Again, we seem caught in a re-run of Exodus, but with more deadly implications. As happened before, there is no water; as before, God commands Moses to "take his staff" and bring water from the stone. This time, the command is to "Speak  to the stone." Moses instead "smites" it twice, in language that hearkens back to his role as redeemer in Egypt, when he "smote" the Nile to bring the plagues.
But the use of the staff is a fatal mistake. "Because you didn't believe in Me, to sanctify Me before the eyes of Israel, you shall not bring this assembly into the land which I am giving them" God declares. The water was to have come through asking, not through force. The role of the staff has changed--a indicated by the sudden flowering of Aaron's staff after the battle with Korach. Moses' return to his old role indicates that he can no longer lead the nation.

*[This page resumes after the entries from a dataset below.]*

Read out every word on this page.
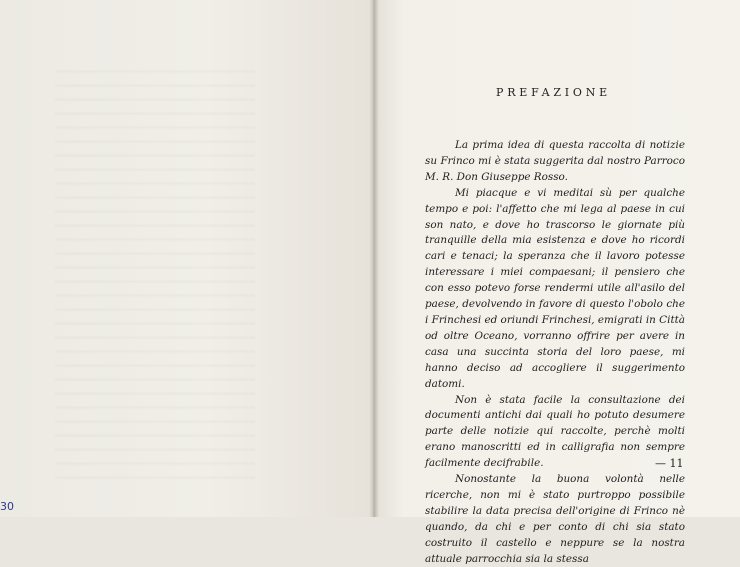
30
PREFAZIONE

La prima idea di questa raccolta di notizie su Frinco mi è stata suggerita dal nostro Parroco M. R. Don Giuseppe Rosso.

Mi piacque e vi meditai sù per qualche tempo e poi: l'affetto che mi lega al paese in cui son nato, e dove ho trascorso le giornate più tranquille della mia esistenza e dove ho ricordi cari e tenaci; la speranza che il lavoro potesse interessare i miei compaesani; il pensiero che con esso potevo forse rendermi utile all'asilo del paese, devolvendo in favore di questo l'obolo che i Frinchesi ed oriundi Frinchesi, emigrati in Città od oltre Oceano, vorranno offrire per avere in casa una succinta storia del loro paese, mi hanno deciso ad accogliere il suggerimento datomi.

Non è stata facile la consultazione dei documenti antichi dai quali ho potuto desumere parte delle notizie qui raccolte, perchè molti erano manoscritti ed in calligrafia non sempre facilmente decifrabile.

Nonostante la buona volontà nelle ricerche, non mi è stato purtroppo possibile stabilire la data precisa dell'origine di Frinco nè quando, da chi e per conto di chi sia stato costruito il castello e neppure se la nostra attuale parrocchia sia la stessa

— 11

The limitation on force is highlighted in the next section, where Moses send to the King of Edom to ask for permission to pass through his lands of Edom. There are two attempts at persuasion, reiterating the narratives of Genesis ("Your brother") and Exodus. Yet  speech does not work here, Edom threatens violence, and the Israelites must "turn". What does it mean to ask for something from implacable stone?
We seem to have come to the non-negotiable. Solid stone, death and endings.]